I always had a firm icing that never separated or leaked oil. I made a dinosaur cake one day with a volcano on it. On the short drive to the delivery, the icing slid down the volcano. I made the kitty pumpkin cake that is in my photos. You can see the oil seeping in this picture. Look at the bottom of the cake where the icing meets the board.
The icing was a dream to work with as usual but on another short car ride, this time with my daughter holding the cake to cushion against any vibration, the icing started to slide down the cake. Not only that but as was previously described, after several hours of sitting, all my cakes had a small pool of clear oil around the base of the cake. I could not figure out what I was doing wrong. I started adding more sugar, cutting back on shortening, making it all shortening (thinking the margarine was the problem). I still had the same problem. I heard about the Crisco recipe change online and realized what was going on.

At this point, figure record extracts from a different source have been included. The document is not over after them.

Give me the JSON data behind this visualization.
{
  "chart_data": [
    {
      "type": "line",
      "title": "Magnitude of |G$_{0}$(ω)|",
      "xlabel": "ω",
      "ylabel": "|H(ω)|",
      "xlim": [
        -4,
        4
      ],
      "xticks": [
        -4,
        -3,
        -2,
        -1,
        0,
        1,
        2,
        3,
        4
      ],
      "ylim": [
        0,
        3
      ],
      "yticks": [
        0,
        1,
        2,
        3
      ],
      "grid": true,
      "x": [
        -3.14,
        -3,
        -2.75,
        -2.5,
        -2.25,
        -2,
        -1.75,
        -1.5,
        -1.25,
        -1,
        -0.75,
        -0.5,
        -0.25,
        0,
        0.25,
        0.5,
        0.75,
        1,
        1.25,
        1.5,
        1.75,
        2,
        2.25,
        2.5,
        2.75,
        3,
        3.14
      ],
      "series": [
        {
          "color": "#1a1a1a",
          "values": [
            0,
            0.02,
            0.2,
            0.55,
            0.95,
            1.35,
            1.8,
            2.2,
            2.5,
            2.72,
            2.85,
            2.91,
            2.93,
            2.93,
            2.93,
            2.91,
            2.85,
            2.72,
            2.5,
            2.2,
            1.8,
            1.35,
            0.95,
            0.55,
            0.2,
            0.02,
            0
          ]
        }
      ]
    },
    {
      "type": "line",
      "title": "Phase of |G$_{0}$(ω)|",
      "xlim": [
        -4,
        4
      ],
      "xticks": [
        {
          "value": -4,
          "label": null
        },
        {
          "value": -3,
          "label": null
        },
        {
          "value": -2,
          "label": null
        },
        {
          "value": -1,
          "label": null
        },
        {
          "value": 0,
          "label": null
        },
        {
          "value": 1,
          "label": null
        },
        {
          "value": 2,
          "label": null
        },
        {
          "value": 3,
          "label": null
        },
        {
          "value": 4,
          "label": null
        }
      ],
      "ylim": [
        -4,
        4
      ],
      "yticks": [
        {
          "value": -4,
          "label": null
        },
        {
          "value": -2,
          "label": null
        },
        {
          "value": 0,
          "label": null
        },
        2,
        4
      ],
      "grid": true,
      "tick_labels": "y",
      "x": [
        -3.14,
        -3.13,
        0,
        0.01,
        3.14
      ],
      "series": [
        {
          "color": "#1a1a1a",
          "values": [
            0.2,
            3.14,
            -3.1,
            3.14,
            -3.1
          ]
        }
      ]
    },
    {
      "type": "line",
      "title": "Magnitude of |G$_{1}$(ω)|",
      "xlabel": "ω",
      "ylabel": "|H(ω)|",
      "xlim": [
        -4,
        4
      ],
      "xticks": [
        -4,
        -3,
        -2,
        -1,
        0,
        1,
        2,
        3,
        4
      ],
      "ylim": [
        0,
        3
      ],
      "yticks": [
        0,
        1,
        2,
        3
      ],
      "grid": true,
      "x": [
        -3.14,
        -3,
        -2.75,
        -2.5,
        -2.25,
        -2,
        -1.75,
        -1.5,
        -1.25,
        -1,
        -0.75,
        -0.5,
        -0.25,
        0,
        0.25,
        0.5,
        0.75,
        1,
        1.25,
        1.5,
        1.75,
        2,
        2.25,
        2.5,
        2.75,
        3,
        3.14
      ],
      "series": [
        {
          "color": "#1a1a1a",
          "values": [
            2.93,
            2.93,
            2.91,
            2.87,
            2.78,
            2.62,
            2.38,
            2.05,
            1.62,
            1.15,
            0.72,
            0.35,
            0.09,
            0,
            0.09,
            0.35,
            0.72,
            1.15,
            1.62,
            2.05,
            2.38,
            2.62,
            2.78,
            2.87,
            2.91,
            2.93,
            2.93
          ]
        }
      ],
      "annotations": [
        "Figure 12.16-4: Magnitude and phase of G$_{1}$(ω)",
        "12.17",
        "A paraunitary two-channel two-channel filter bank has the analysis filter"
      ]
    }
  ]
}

After hearing everyone's comments, I believe that the new Crisco does make a difference but so does the recipe. Those who use milk, butter or meringue powder don't seem to have as many issues as those of us who have a recipe that uses water and margarine. Now that I add Dream Whip, my icing is more stable but since I still use Crisco, I still have some issues with oil pooling at the base of the icing. I'm not willing to give up the lightness of Crisco for the hi-ratio shortenings just yet.
Here is another example. I'm using the bigger pictures in my album instead of posting them here so you can see them better. Almost identical cakes. This one is made with the old Crisco. See the dull smooth finish.
Look at this cake with the new Crisco. See the sheen and shininess of the icing. That seems to be the oil leaking out.